Mais quand donc parlent-ils sérieusement ? Arrive-t-il même qu’ils parlent sérieusement ? « Ils », ce sont les politiciens. Les négociations qui se tiennent et les gouvernements qui se forment donnent trop d’occasions au citoyen de s’interroger sur l’intelligence du langage politique.
Peut-être le citoyen est-il – on ne peut que s’en féliciter – plus attentif aux propos politiques quand une campagne électorale est censée alimenter la réflexion et guider la décision. Eh bien, figurez-vous qu’un citoyen a entendu un président de parti proclamer que jamais il ne ferait alliance avec tel autre parti ; il découvre que cette alliance est en train de se nouer. Un autre citoyen a appris avec joie que le bourgmestre qu’il a élu à la tête de sa ville tenait à cette charge comme à la prunelle de ses yeux ; il se retrouve avec un bourgmestre empêché, qui se prétend bien meilleur défenseur de sa cité en tant que ministre que comme mandataire communal. Un troisième citoyen a reçu le message que l’État, en difficulté de financement, exige de tous des efforts d’économie ; il compte le nombre de ministres et le constate supérieur à celui de la législature précédente. Et cetera.
Demande-t-on aux auteurs de ces contradictions s’ils n’ont pas le sentiment d’avoir mangé leur chapeau, ils répondent qu’il n’en est rien : on les a mal compris. Il fallait ne pas les prendre au mot : que le citoyen perspicace – qu’ils le soient tous – anticipe et saisisse d’emblée que blanc veut dire noir et que oui signifie non si le contexte change. Et le contexte change toujours. Et ce bouleversement est toujours « de la faute des autres ».
C’est ennuyeux à la fois pour le citoyen et pour le politicien. Ce dernier se voudrait « pédagogique » : son action doit être bien expliquée et interprétée. Quel langage utiliser si chaque mot peut aussi désigner son contraire, « les choses pouvant changer » ? Quelle oreille encore tendre et quelle compréhension encore tenter ? Cette inconséquence démonétise la communication politique. C’est un comble tristement paradoxal : les moulins à paroles, qui trop souvent ne payent la société qu’en paroles, seraient tout sauf des gens de parole ?
Notez que le contrevérité sert parfois une bonne cause, comme l’affirme Socrate, dans les Mémorables de Xénophon. Un général qui voit son armée découragée lui fait croire à l’arrivée de renforts et le courage retrouvé amène la victoire.

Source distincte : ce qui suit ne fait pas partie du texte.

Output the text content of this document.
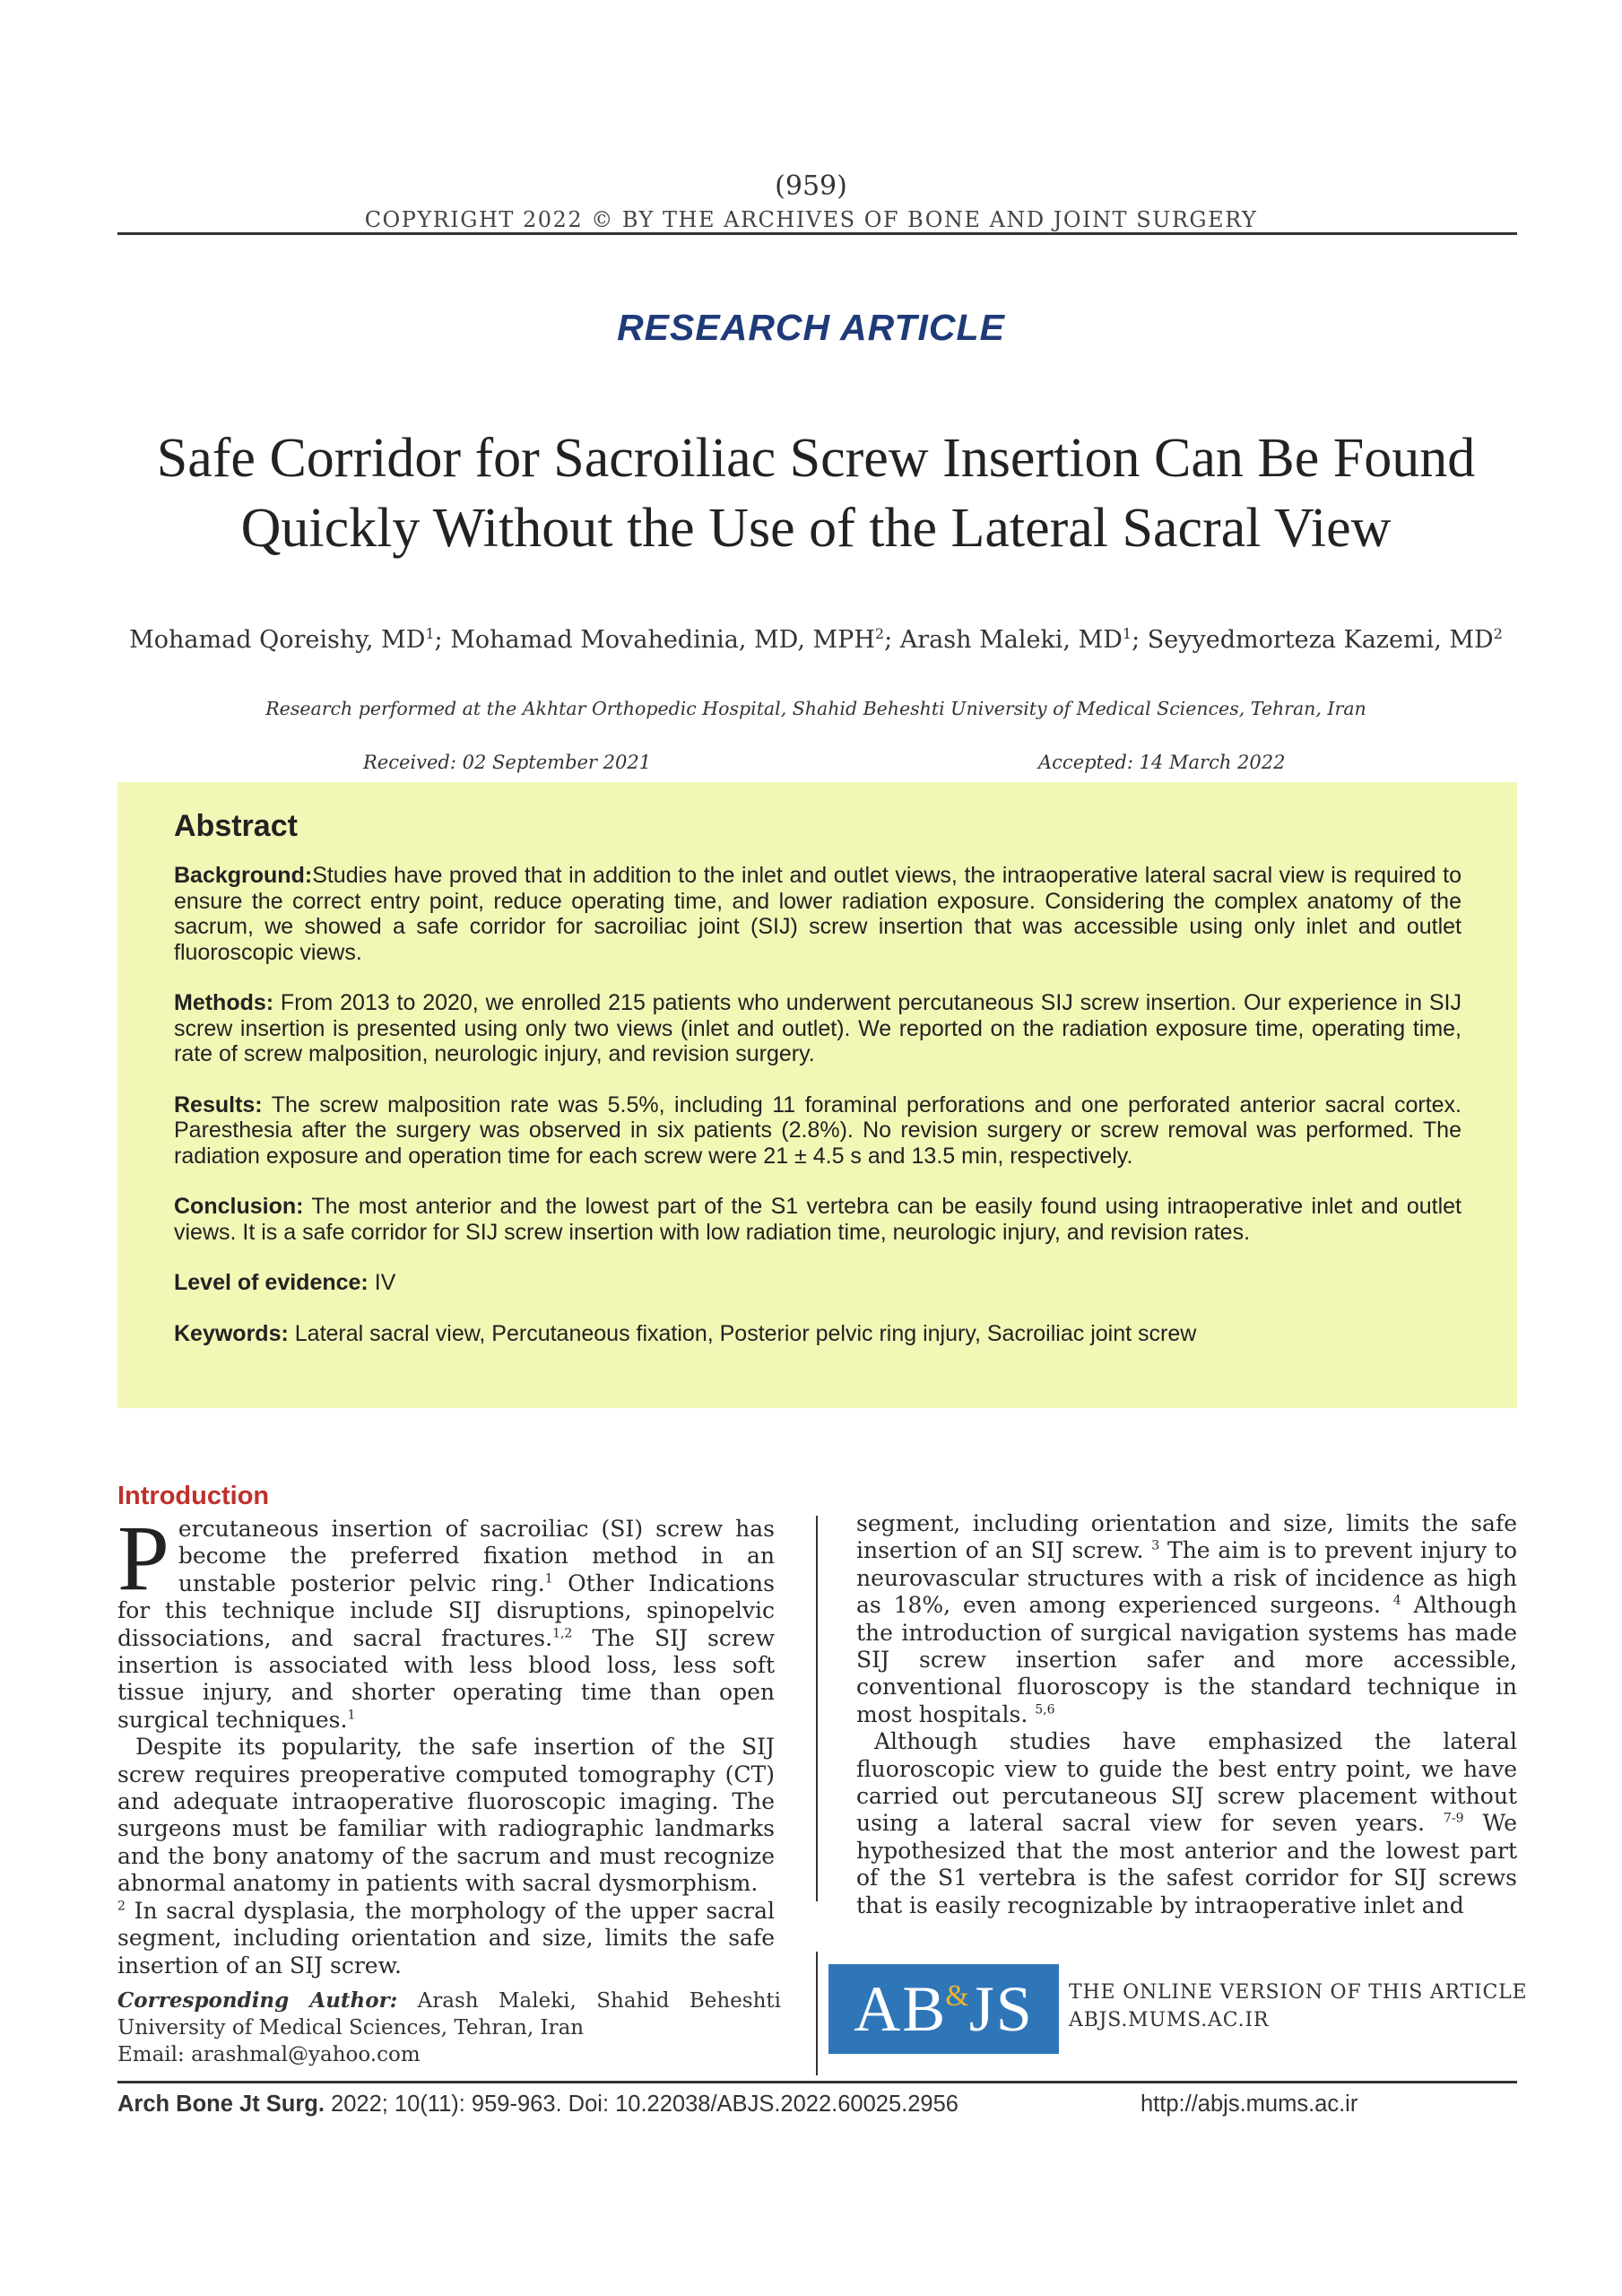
(959)
COPYRIGHT 2022 © BY THE ARCHIVES OF BONE AND JOINT SURGERY
RESEARCH ARTICLE
Safe Corridor for Sacroiliac Screw Insertion Can Be Found
Quickly Without the Use of the Lateral Sacral View
Mohamad Qoreishy, $MD^1$; Mohamad Movahedinia, MD, MPH$^2$; Arash Maleki, $MD^1$; Seyyedmorteza Kazemi, $MD^2$
Research performed at the Akhtar Orthopedic Hospital, Shahid Beheshti University of Medical Sciences, Tehran, Iran
Received: 02 September 2021	Accepted: 14 March 2022
Abstract

Background:Studies have proved that in addition to the inlet and outlet views, the intraoperative lateral sacral view is required to ensure the correct entry point, reduce operating time, and lower radiation exposure. Considering the complex anatomy of the sacrum, we showed a safe corridor for sacroiliac joint (SIJ) screw insertion that was accessible using only inlet and outlet fluoroscopic views.

Methods: From 2013 to 2020, we enrolled 215 patients who underwent percutaneous SIJ screw insertion. Our experience in SIJ screw insertion is presented using only two views (inlet and outlet). We reported on the radiation exposure time, operating time, rate of screw malposition, neurologic injury, and revision surgery.

Results: The screw malposition rate was 5.5%, including 11 foraminal perforations and one perforated anterior sacral cortex. Paresthesia after the surgery was observed in six patients (2.8%). No revision surgery or screw removal was performed. The radiation exposure and operation time for each screw were 21 ± 4.5 s and 13.5 min, respectively.

Conclusion: The most anterior and the lowest part of the S1 vertebra can be easily found using intraoperative inlet and outlet views. It is a safe corridor for SIJ screw insertion with low radiation time, neurologic injury, and revision rates.

Level of evidence: IV

Keywords: Lateral sacral view, Percutaneous fixation, Posterior pelvic ring injury, Sacroiliac joint screw

Introduction

Percutaneous insertion of sacroiliac (SI) screw has become the preferred fixation method in an unstable posterior pelvic ring.$^1$ Other Indications for this technique include SIJ disruptions, spinopelvic dissociations, and sacral fractures.$^{1,2}$ The SIJ screw insertion is associated with less blood loss, less soft tissue injury, and shorter operating time than open surgical techniques.$^1$

Despite its popularity, the safe insertion of the SIJ screw requires preoperative computed tomography (CT) and adequate intraoperative fluoroscopic imaging. The surgeons must be familiar with radiographic landmarks and the bony anatomy of the sacrum and must recognize abnormal anatomy in patients with sacral dysmorphism.
$^2$ In sacral dysplasia, the morphology of the upper sacral segment, including orientation and size, limits the safe insertion of an SIJ screw.

segment, including orientation and size, limits the safe insertion of an SIJ screw. $^3$ The aim is to prevent injury to neurovascular structures with a risk of incidence as high as 18%, even among experienced surgeons. $^4$ Although the introduction of surgical navigation systems has made SIJ screw insertion safer and more accessible, conventional fluoroscopy is the standard technique in most hospitals. $^{5,6}$

Although studies have emphasized the lateral fluoroscopic view to guide the best entry point, we have carried out percutaneous SIJ screw placement without using a lateral sacral view for seven years. $^{7-9}$ We hypothesized that the most anterior and the lowest part of the S1 vertebra is the safest corridor for SIJ screws that is easily recognizable by intraoperative inlet and

Corresponding Author: Arash Maleki, Shahid Beheshti University of Medical Sciences, Tehran, Iran
Email: arashmal@yahoo.com
AB
&
JS THE ONLINE VERSION OF THIS ARTICLE
ABJS.MUMS.AC.IR
Arch Bone Jt Surg. 2022; 10(11): 959-963. Doi: 10.22038/ABJS.2022.60025.2956	http://abjs.mums.ac.ir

Un père fait croire à son enfant malade que le remède est un simple aliment et l’enfant retrouve la santé. Mais les propos évoqués ci-dessus ne sont pas de cette veine. De quel nom d’ailleurs faudrait-il les affubler ?
Le français dispose d’un vocabulaire assez riche en la matière. À vous de choisir dans la liste, non exhaustive, que voici. Un bobard est un propos mensonger ou fantaisiste destiné à tromper un public généralement crédule. Une galéjade une histoire inventée ou simplement exagérée à laquelle on essaie de faire croire. Un boniment l’argumentation ingénieuse d’un camelot faisant l’article de sa marchandise. Du baratin un flot de paroles généralement trompeuses, le plus souvent motivé par le désir de convaincre, de duper ou de séduire. À moins que de préférer, tout simplement, « mensonge » ou « menterie ».
Un peu partout sur la planète, la classe politique est déconsidérée. Au point qu’il devient presque angélique de croire qu’un politicien puisse être sérieux, désintéressé et soucieux exclusivement du bien public. À qui et à quoi la faute ? Peut-être essentiellement à tout ce qui est ressenti comme un manque de droiture. La relation entre le citoyen et le politicien se construit ou se déconstruit au fil des jours. La confiance naît d’une longue cohabitation avec l’honnêteté et la vérité ; pour le discrédit, un instant de duplicité ou de mauvaise foi suffit. Pour réhabiliter le milieu, tous les partis y gagneront à rechercher avant tout des femmes et des hommes qui n’ont qu’une parole.
Publié comme « Carte blanche » dans le Soir du 25 juillet 2014.
Publié aussi dans La Libre Belgique, p. 61, des samedi et dimanche 23 et 24 août 2014.